Fyctia
Prologue (1/2)
Assis à même le sol, Ali regardait sa mère. Hazel passait le balai sur le plancher de bois brut qui jonchait le sol de l’unique pièce de l’habitation. Elle sifflotait un air doux et propageait grâce et bonheur dans la maison et dans le cœur de son fils. Il ne pouvait s’empêcher de l’admirer, elle qui avait tout donné pour ses enfants. Quand son mari l’avait quittée, son entourage avait craint qu’elle ne se fane, mais comme les fleurs les plus belles et les plus robustes, Hazel avait su percer la neige qui recouvrait son âme. Jamais, durant les dix printemps que comptait Ali, il ne l’avait vu en colère.
Elle fredonna une nouvelle mélodie en posant son balai près d’un vieux coffre de bois qui contenait les maigres provisions de la famille. Le pas léger, elle traversa ensuite la pièce en direction de la porte.
— Je sors préparer le souper, mon chéri, chanta-t-elle en gratouillant la tête de son fils.
Ali grimaça de plaisir et aplatit d’une main sa tignasse noire et bouclée.
— Jette un œil sur ta petite sœur, je te prie.
— Je suis assez grande pour me jeter des yeux toute seule, protesta Paulandine.
Dans un rire volubile, Hazel referma la porte en bois. Ali tira vers lui une chandelle et reporta son attention sur le livre qu’il lisait pour la centième fois. C’était sans doute le bien le plus précieux que l’on pouvait trouver dans toute la maisonnée.
— Tu me lis, s’il te plaît ? demanda Paulandine.
— Approche, répondit Ali en étendant une peau de mouton sur le sol froid. Où est-ce qu’on s’était arrêté ? Tu te souviens ?
Tandis qu’elle se pelotonnait près de son frère, Ali commença à raconter.
Contrairement aux autres gosses des Faubourgs, Ali avait eu la chance d’apprendre à lire et à écrire. Hazel, qui avait grandi dans une famille aisée, avait reçu une éducation et transmettait aujourd’hui ses connaissances à ses enfants.
— Encore un chapitre, supplia Paulandine, je veux savoir ce qui arrivera à Odorf.

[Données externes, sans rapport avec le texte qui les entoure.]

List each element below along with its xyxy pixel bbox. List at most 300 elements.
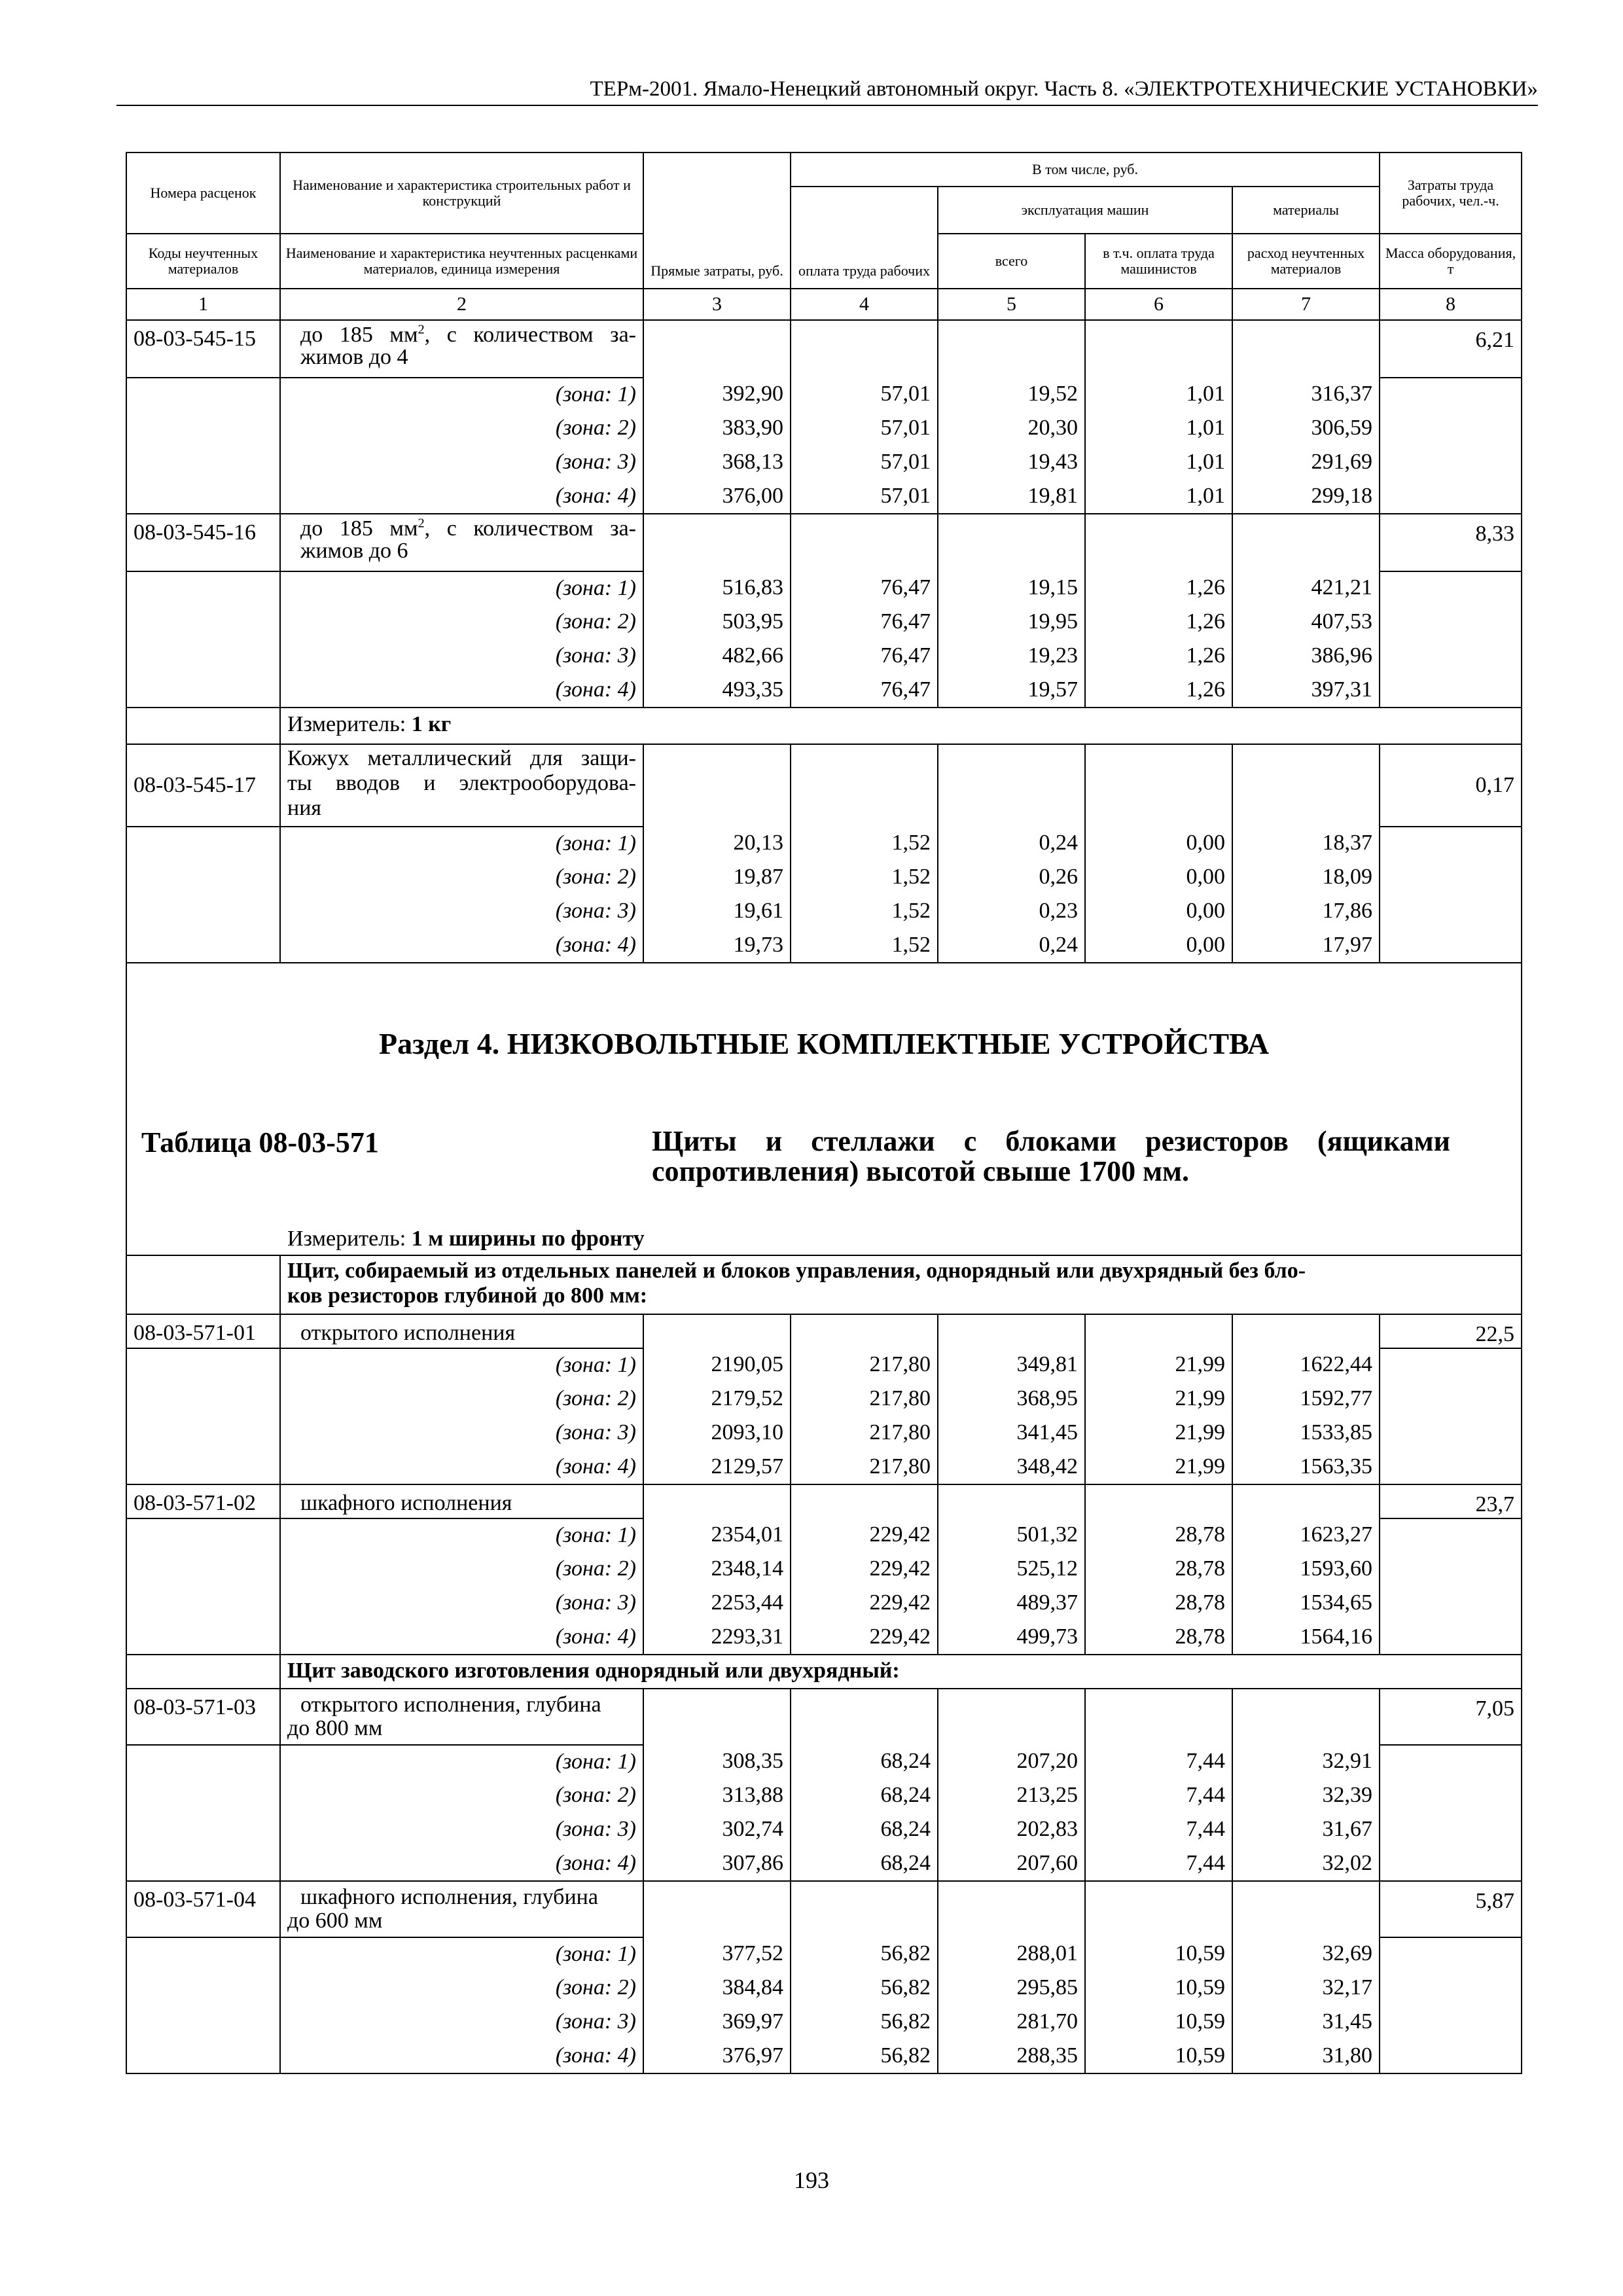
zone-label: (зона: 1) [280,1518,643,1552]
machine-cost: 207,20 [938,1745,1085,1779]
header-labor-costs: Затраты труда рабочих, чел.-ч. [1380,152,1522,234]
group-heading-line: Щит, собираемый из отдельных панелей и блоков управления, однорядный или двухрядный без бло- [287,1259,1306,1283]
zone-row [126,1847,1522,1881]
zone-row [126,2005,1522,2039]
group-heading-row [126,1655,1522,1689]
zone-row [126,1518,1522,1552]
empty-cell [1085,1881,1232,1937]
zone-row [126,1587,1522,1621]
zone-label: (зона: 1) [280,1348,643,1382]
labor-wage: 217,80 [791,1382,938,1416]
labor-wage: 229,42 [791,1518,938,1552]
direct-cost: 19,61 [643,895,791,929]
column-number: 1 [126,289,280,320]
empty-cell [1380,1971,1522,2005]
empty-cell [1380,861,1522,895]
empty-cell [938,1484,1085,1518]
rate-row [126,1484,1522,1518]
zone-row [126,1552,1522,1587]
materials-cost: 31,80 [1232,2039,1380,2073]
labor-wage: 68,24 [791,1745,938,1779]
empty-cell [126,571,280,605]
empty-cell [1380,827,1522,861]
header-machine-total: всего [938,234,1085,289]
empty-cell [938,514,1085,571]
labor-wage: 217,80 [791,1348,938,1382]
page-number: 193 [794,2167,829,2193]
description-text: , с количеством за- [424,323,636,347]
column-number: 8 [1380,289,1522,320]
labor-wage: 1,52 [791,929,938,963]
materials-cost: 1534,65 [1232,1587,1380,1621]
meter-label: Измеритель: [287,1227,406,1251]
zone-label: (зона: 3) [280,1416,643,1450]
rate-row [126,1689,1522,1745]
machine-cost: 499,73 [938,1621,1085,1655]
machine-cost: 20,30 [938,412,1085,446]
group-heading: Щит заводского изготовления однорядный или двухрядный: [280,1655,1522,1689]
empty-cell [126,929,280,963]
empty-cell [1380,378,1522,412]
labor-wage: 1,52 [791,861,938,895]
header-machine-wage: в т.ч. оплата труда машинистов [1085,234,1232,289]
header-names-top: Наименование и характеристика строительных работ и конструкций [280,152,643,234]
empty-cell [938,1314,1085,1348]
zone-row [126,895,1522,929]
direct-cost: 20,13 [643,827,791,861]
empty-cell [1380,605,1522,639]
empty-cell [938,1689,1085,1745]
column-number: 3 [643,289,791,320]
price-table [126,152,1522,2074]
direct-cost: 2293,31 [643,1621,791,1655]
empty-cell [1232,1881,1380,1937]
labor-wage: 217,80 [791,1416,938,1450]
empty-cell [938,1881,1085,1937]
rate-row [126,1314,1522,1348]
materials-cost: 1563,35 [1232,1450,1380,1484]
empty-cell [126,480,280,514]
zone-label: (зона: 1) [280,1745,643,1779]
empty-cell [1380,1813,1522,1847]
direct-cost: 302,74 [643,1813,791,1847]
machinist-wage: 7,44 [1085,1847,1232,1881]
empty-cell [643,320,791,378]
section-heading-row [126,963,1522,1255]
direct-cost: 2179,52 [643,1382,791,1416]
machine-cost: 19,52 [938,378,1085,412]
zone-row [126,1348,1522,1382]
machinist-wage: 7,44 [1085,1779,1232,1813]
labor-wage: 217,80 [791,1450,938,1484]
column-number: 4 [791,289,938,320]
zone-label: (зона: 4) [280,1847,643,1881]
machine-cost: 281,70 [938,2005,1085,2039]
machinist-wage: 1,01 [1085,412,1232,446]
zone-label: (зона: 2) [280,1779,643,1813]
empty-cell [938,744,1085,827]
labor-wage: 229,42 [791,1587,938,1621]
description-line: шкафного исполнения, глубина [300,1885,598,1909]
empty-cell [1380,1587,1522,1621]
empty-cell [1380,446,1522,480]
rate-description [280,514,643,571]
machinist-wage: 1,26 [1085,639,1232,673]
zone-label: (зона: 1) [280,378,643,412]
zone-row [126,1937,1522,1971]
table-number: Таблица 08-03-571 [141,1126,379,1158]
meter-value: 1 кг [411,712,452,736]
empty-cell [126,412,280,446]
zone-label: (зона: 3) [280,2005,643,2039]
column-number: 5 [938,289,1085,320]
direct-cost: 516,83 [643,571,791,605]
labor-wage: 56,82 [791,2005,938,2039]
empty-cell [1085,320,1232,378]
empty-cell [126,2005,280,2039]
machine-cost: 0,26 [938,861,1085,895]
empty-cell [1380,929,1522,963]
machine-cost: 213,25 [938,1779,1085,1813]
empty-cell [126,708,280,744]
materials-cost: 18,09 [1232,861,1380,895]
materials-cost: 386,96 [1232,639,1380,673]
machinist-wage: 21,99 [1085,1348,1232,1382]
machine-cost: 19,43 [938,446,1085,480]
description-line: ния [287,796,322,820]
description-text: до 185 мм [300,516,418,541]
empty-cell [126,1587,280,1621]
materials-cost: 316,37 [1232,378,1380,412]
materials-cost: 1622,44 [1232,1348,1380,1382]
direct-cost: 308,35 [643,1745,791,1779]
direct-cost: 307,86 [643,1847,791,1881]
empty-cell [1085,1484,1232,1518]
zone-row [126,480,1522,514]
header-materials-consumption: расход неучтенных материалов [1232,234,1380,289]
header-names-bottom: Наименование и характеристика неучтенных расценками материалов, единица измерения [280,234,643,289]
zone-row [126,673,1522,708]
labor-hours: 5,87 [1380,1881,1522,1937]
zone-label: (зона: 4) [280,2039,643,2073]
machine-cost: 501,32 [938,1518,1085,1552]
labor-wage: 68,24 [791,1779,938,1813]
materials-cost: 32,17 [1232,1971,1380,2005]
rate-code: 08-03-571-04 [126,1881,280,1937]
rate-row [126,1881,1522,1937]
direct-cost: 2093,10 [643,1416,791,1450]
rate-code: 08-03-571-03 [126,1689,280,1745]
machinist-wage: 10,59 [1085,1971,1232,2005]
materials-cost: 31,67 [1232,1813,1380,1847]
rate-description [280,1881,643,1937]
machinist-wage: 1,26 [1085,605,1232,639]
labor-wage: 229,42 [791,1621,938,1655]
empty-cell [1380,1621,1522,1655]
empty-cell [126,446,280,480]
machinist-wage: 0,00 [1085,895,1232,929]
machinist-wage: 21,99 [1085,1450,1232,1484]
rate-row [126,514,1522,571]
direct-cost: 376,97 [643,2039,791,2073]
header-codes-top: Номера расценок [126,152,280,234]
materials-cost: 18,37 [1232,827,1380,861]
machine-cost: 288,35 [938,2039,1085,2073]
machine-cost: 368,95 [938,1382,1085,1416]
zone-label: (зона: 4) [280,1450,643,1484]
column-number: 6 [1085,289,1232,320]
description-line: ты вводов и электрооборудова- [287,771,636,795]
machinist-wage: 10,59 [1085,2039,1232,2073]
labor-wage: 56,82 [791,2039,938,2073]
machinist-wage: 28,78 [1085,1552,1232,1587]
zone-label: (зона: 2) [280,412,643,446]
empty-cell [126,827,280,861]
empty-cell [1380,1382,1522,1416]
zone-row [126,1382,1522,1416]
rate-code: 08-03-571-02 [126,1484,280,1518]
labor-wage: 57,01 [791,446,938,480]
empty-cell [1232,1314,1380,1348]
meter-row [126,708,1522,744]
machinist-wage: 7,44 [1085,1745,1232,1779]
machine-cost: 295,85 [938,1971,1085,2005]
empty-cell [126,1382,280,1416]
rate-description: шкафного исполнения [280,1484,643,1518]
zone-label: (зона: 1) [280,1937,643,1971]
machinist-wage: 1,26 [1085,571,1232,605]
direct-cost: 313,88 [643,1779,791,1813]
direct-cost: 2354,01 [643,1518,791,1552]
machinist-wage: 28,78 [1085,1587,1232,1621]
zone-label: (зона: 1) [280,571,643,605]
zone-row [126,571,1522,605]
materials-cost: 17,97 [1232,929,1380,963]
zone-row [126,1971,1522,2005]
direct-cost: 2190,05 [643,1348,791,1382]
empty-cell [126,2039,280,2073]
empty-cell [126,1847,280,1881]
empty-cell [126,1450,280,1484]
superscript: 2 [418,516,425,531]
meter-label: Измеритель: [287,712,406,736]
empty-cell [1380,412,1522,446]
materials-cost: 1564,16 [1232,1621,1380,1655]
materials-cost: 1592,77 [1232,1382,1380,1416]
meter-line [280,708,1522,744]
materials-cost: 397,31 [1232,673,1380,708]
machinist-wage: 28,78 [1085,1518,1232,1552]
direct-cost: 377,52 [643,1937,791,1971]
zone-label: (зона: 1) [280,827,643,861]
zone-label: (зона: 4) [280,480,643,514]
labor-hours: 0,17 [1380,744,1522,827]
direct-cost: 19,73 [643,929,791,963]
zone-label: (зона: 2) [280,861,643,895]
empty-cell [1380,1348,1522,1382]
description-line: до 800 мм [287,1716,383,1740]
empty-cell [643,744,791,827]
empty-cell [643,1689,791,1745]
zone-label: (зона: 3) [280,895,643,929]
empty-cell [1085,1689,1232,1745]
machine-cost: 349,81 [938,1348,1085,1382]
machinist-wage: 28,78 [1085,1621,1232,1655]
description-line: жимов до 6 [300,539,408,563]
group-heading-row [126,1255,1522,1314]
empty-cell [791,514,938,571]
empty-cell [126,1348,280,1382]
machine-cost: 0,24 [938,827,1085,861]
empty-cell [126,1779,280,1813]
machine-cost: 19,81 [938,480,1085,514]
zone-row [126,1745,1522,1779]
empty-cell [1232,1689,1380,1745]
rate-row [126,744,1522,827]
empty-cell [126,605,280,639]
empty-cell [1380,571,1522,605]
zone-row [126,827,1522,861]
materials-cost: 31,45 [1232,2005,1380,2039]
empty-cell [791,320,938,378]
empty-cell [1232,1484,1380,1518]
group-heading [280,1255,1522,1314]
meter-line [287,1226,645,1252]
empty-cell [938,320,1085,378]
superscript: 2 [418,322,425,337]
machine-cost: 288,01 [938,1937,1085,1971]
zone-label: (зона: 4) [280,673,643,708]
direct-cost: 482,66 [643,639,791,673]
materials-cost: 1533,85 [1232,1416,1380,1450]
zone-row [126,1450,1522,1484]
materials-cost: 1623,27 [1232,1518,1380,1552]
labor-hours: 22,5 [1380,1314,1522,1348]
direct-cost: 376,00 [643,480,791,514]
direct-cost: 392,90 [643,378,791,412]
empty-cell [791,1484,938,1518]
machinist-wage: 1,01 [1085,446,1232,480]
machine-cost: 0,24 [938,929,1085,963]
materials-cost: 32,39 [1232,1779,1380,1813]
group-heading-line: ков резисторов глубиной до 800 мм: [287,1283,648,1308]
empty-cell [126,1255,280,1314]
direct-cost: 503,95 [643,605,791,639]
direct-cost: 383,90 [643,412,791,446]
direct-cost: 2129,57 [643,1450,791,1484]
labor-wage: 229,42 [791,1552,938,1587]
materials-cost: 32,02 [1232,1847,1380,1881]
empty-cell [643,1314,791,1348]
empty-cell [1380,1937,1522,1971]
machinist-wage: 0,00 [1085,827,1232,861]
empty-cell [1380,1847,1522,1881]
meter-value: 1 м ширины по фронту [411,1227,645,1251]
header-rule [116,105,1538,106]
empty-cell [1380,673,1522,708]
machine-cost: 207,60 [938,1847,1085,1881]
materials-cost: 407,53 [1232,605,1380,639]
empty-cell [126,639,280,673]
materials-cost: 17,86 [1232,895,1380,929]
empty-cell [643,514,791,571]
materials-cost: 1593,60 [1232,1552,1380,1587]
materials-cost: 421,21 [1232,571,1380,605]
table-heading [127,1126,1521,1187]
empty-cell [126,1937,280,1971]
section-block [126,963,1522,1255]
empty-cell [1380,2039,1522,2073]
description-line: Кожух металлический для защи- [287,746,636,770]
zone-row [126,1779,1522,1813]
rate-row [126,320,1522,378]
table-title: Щиты и стеллажи с блоками резисторов (ящиками сопротивления) высотой свыше 1700 мм. [652,1125,1450,1187]
materials-cost: 306,59 [1232,412,1380,446]
zone-label: (зона: 2) [280,605,643,639]
labor-wage: 76,47 [791,571,938,605]
rate-code: 08-03-545-15 [126,320,280,378]
zone-label: (зона: 2) [280,1552,643,1587]
direct-cost: 493,35 [643,673,791,708]
labor-hours: 7,05 [1380,1689,1522,1745]
empty-cell [126,378,280,412]
empty-cell [126,1552,280,1587]
zone-row [126,1416,1522,1450]
empty-cell [1380,895,1522,929]
empty-cell [1380,480,1522,514]
labor-wage: 57,01 [791,412,938,446]
empty-cell [1232,514,1380,571]
empty-cell [126,1813,280,1847]
empty-cell [791,744,938,827]
empty-cell [791,1881,938,1937]
empty-cell [1380,1518,1522,1552]
machinist-wage: 1,01 [1085,480,1232,514]
header-machine-group: эксплуатация машин [938,187,1232,234]
empty-cell [1380,1779,1522,1813]
rate-description: открытого исполнения [280,1314,643,1348]
machinist-wage: 1,01 [1085,378,1232,412]
zone-label: (зона: 2) [280,1382,643,1416]
labor-wage: 57,01 [791,378,938,412]
empty-cell [1380,1745,1522,1779]
empty-cell [1232,320,1380,378]
machine-cost: 202,83 [938,1813,1085,1847]
direct-cost: 384,84 [643,1971,791,2005]
description-line: до 600 мм [287,1909,383,1933]
header-codes-bottom: Коды неучтенных материалов [126,234,280,289]
empty-cell [1085,1314,1232,1348]
empty-cell [126,895,280,929]
zone-label: (зона: 3) [280,1587,643,1621]
empty-cell [643,1881,791,1937]
zone-label: (зона: 3) [280,1813,643,1847]
zone-row [126,446,1522,480]
zone-row [126,412,1522,446]
machine-cost: 0,23 [938,895,1085,929]
machinist-wage: 1,26 [1085,673,1232,708]
empty-cell [791,1689,938,1745]
labor-wage: 1,52 [791,895,938,929]
zone-row [126,1813,1522,1847]
zone-row [126,861,1522,895]
column-number: 2 [280,289,643,320]
empty-cell [1380,2005,1522,2039]
empty-cell [1380,1552,1522,1587]
zone-label: (зона: 4) [280,929,643,963]
zone-label: (зона: 4) [280,1621,643,1655]
header-equipment-mass: Масса оборудования, т [1380,234,1522,289]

Ali sourit – elle connaissait déjà l’histoire par cœur – mais ne résista pas à ses petits yeux humides qui le fixaient derrière ce gros nez. Il n’osait pas se l’avouer, mais il était ravi de ne pas lui ressembler. En effet, personne ne pouvait qualifier le visage de sa sœur chérie d’harmonieux. Selon Hazel, elle lui évoquait beaucoup – comme les autres frères d’Ali – leur père. Par chance, Ali semblait tenir davantage de sa mère.
Paulandine s’était assoupie, bercée par la lecture et par les discussions entre Hazel et les femmes du quartier occupées à préparer le souper dans la cour. Ali ferma le livre et s’approcha du seul objet qui décorait la pièce. Accrochée à la cloison de bois, une peinture à l’huile représentait une jeune fille debout devant une grande cheminée. Deux épées ornementales reposaient sur le manteau de pierre dominé par une majestueuse tête de cerf. Ali avança sa chandelle vers le tableau et nota avec quelle finesse l’artiste avait su révéler ce regard rieur aux yeux marron-vert et les petites taches de rousseur, les mêmes qui marquaient ses propres pommettes. Ali sourit avec tendresse devant le beau visage.
Soudain, un son – ou plutôt une absence de son – alerta le garçon. Il s’approcha de la fenêtre et poussa le volet fatigué. Dans la cour, Hazel et les autres femmes du quartier avaient délaissé leur marmite et fixaient un endroit qu’Ali ne pouvait voir, au bout de la ruelle. Les sourcils froncés, Ali interpella sa mère.